Project realized by Eleonora Mancini and Eleonora Misino as a part of the Natural Language Processing exam of the Master's degree in Artificial Intelligence @ University of Bologna (A.A. 2019-2020).
The purpose of this project is the analysis of labeling strategies aimed at identifying depression phenomena among users’ tweets. The tweets used in this analysis refer to a specific period of the COVID19 pandemic. In particular, the objective is to try to understand if the strategies studied allow to identify evident phenomena of depression among users during the pandemic period. 4 different strategies were developed and analyzed.

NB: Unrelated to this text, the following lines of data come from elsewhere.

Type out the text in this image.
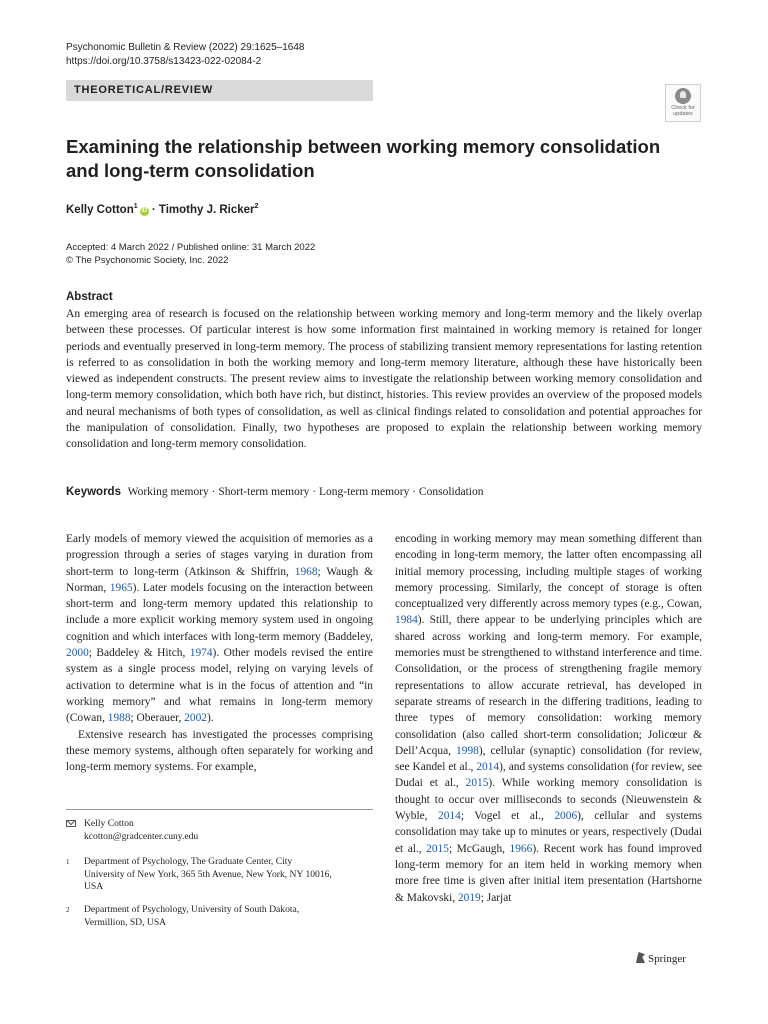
Psychonomic Bulletin & Review (2022) 29:1625–1648
https://doi.org/10.3758/s13423-022-02084-2
THEORETICAL/REVIEW
Check for updates
Examining the relationship between working memory consolidation and long-term consolidation
Kelly Cotton$^1$iD · Timothy J. Ricker$^2$
Accepted: 4 March 2022 / Published online: 31 March 2022
© The Psychonomic Society, Inc. 2022
Abstract

An emerging area of research is focused on the relationship between working memory and long-term memory and the likely overlap between these processes. Of particular interest is how some information first maintained in working memory is retained for longer periods and eventually preserved in long-term memory. The process of stabilizing transient memory representations for lasting retention is referred to as consolidation in both the working memory and long-term memory literature, although these have historically been viewed as independent constructs. The present review aims to investigate the relationship between working memory consolidation and long-term memory consolidation, which both have rich, but distinct, histories. This review provides an overview of the proposed models and neural mechanisms of both types of consolidation, as well as clinical findings related to consolidation and potential approaches for the manipulation of consolidation. Finally, two hypotheses are proposed to explain the relationship between working memory consolidation and long-term memory consolidation.

Keywords Working memory · Short-term memory · Long-term memory · Consolidation

Early models of memory viewed the acquisition of memories as a progression through a series of stages varying in duration from short-term to long-term (Atkinson & Shiffrin, 1968; Waugh & Norman, 1965). Later models focusing on the interaction between short-term and long-term memory updated this relationship to include a more explicit working memory system used in ongoing cognition and which interfaces with long-term memory (Baddeley, 2000; Baddeley & Hitch, 1974). Other models revised the entire system as a single process model, relying on varying levels of activation to determine what is in the focus of attention and “in working memory” and what remains in long-term memory (Cowan, 1988; Oberauer, 2002).

Extensive research has investigated the processes comprising these memory systems, although often separately for working and long-term memory systems. For example,

encoding in working memory may mean something different than encoding in long-term memory, the latter often encompassing all initial memory processing, including multiple stages of working memory processing. Similarly, the concept of storage is often conceptualized very differently across memory types (e.g., Cowan, 1984). Still, there appear to be underlying principles which are shared across working and long-term memory. For example, memories must be strengthened to withstand interference and time. Consolidation, or the process of strengthening fragile memory representations to allow accurate retrieval, has developed in separate streams of research in the differing traditions, leading to three types of memory consolidation: working memory consolidation (also called short-term consolidation; Jolicœur & Dell’Acqua, 1998), cellular (synaptic) consolidation (for review, see Kandel et al., 2014), and systems consolidation (for review, see Dudai et al., 2015). While working memory consolidation is thought to occur over milliseconds to seconds (Nieuwenstein & Wyble, 2014; Vogel et al., 2006), cellular and systems consolidation may take up to minutes or years, respectively (Dudai et al., 2015; McGaugh, 1966). Recent work has found improved long-term memory for an item held in working memory when more free time is given after initial item presentation (Hartshorne & Makovski, 2019; Jarjat

Kelly Cotton
kcotton@gradcenter.cuny.edu
1 Department of Psychology, The Graduate Center, City University of New York, 365 5th Avenue, New York, NY 10016, USA
2 Department of Psychology, University of South Dakota, Vermillion, SD, USA
Springer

It was not possible to arrive at a robust solution, but this project highlights some interesting aspects that could be the starting point for a more in-depth analysis.
- COVID19 Tweets
- Exploratory Data Analysis
- Preprocessing
- Topic Modeling: Latent Dirichlet Allocation
- Tweets Labelling through 3 strategies that we call TWINT, VADER, NRCLex
- Labelling Comparison
- Unsupervised Analysis (LSA and Clustering)
- CLPSych Dataset
- Exploratory Data Analysis
- Features Extraction
- Tweets Classification
Please, refer to the notebooks folder for a more detailed description.
To reproduce our results:
- Download the data (please, note that the CLPsych Dataset is not publicly available)
- Download the notebooks from here
- Run first the NLP_Project.ipynb notebook and then the CLPsych.ipynb notebook
A detailed analysis of the results can be found here.
Eleonora Mancini, Eleonora Misino
This project is licensed under the MIT License - see the LICENSE file for details.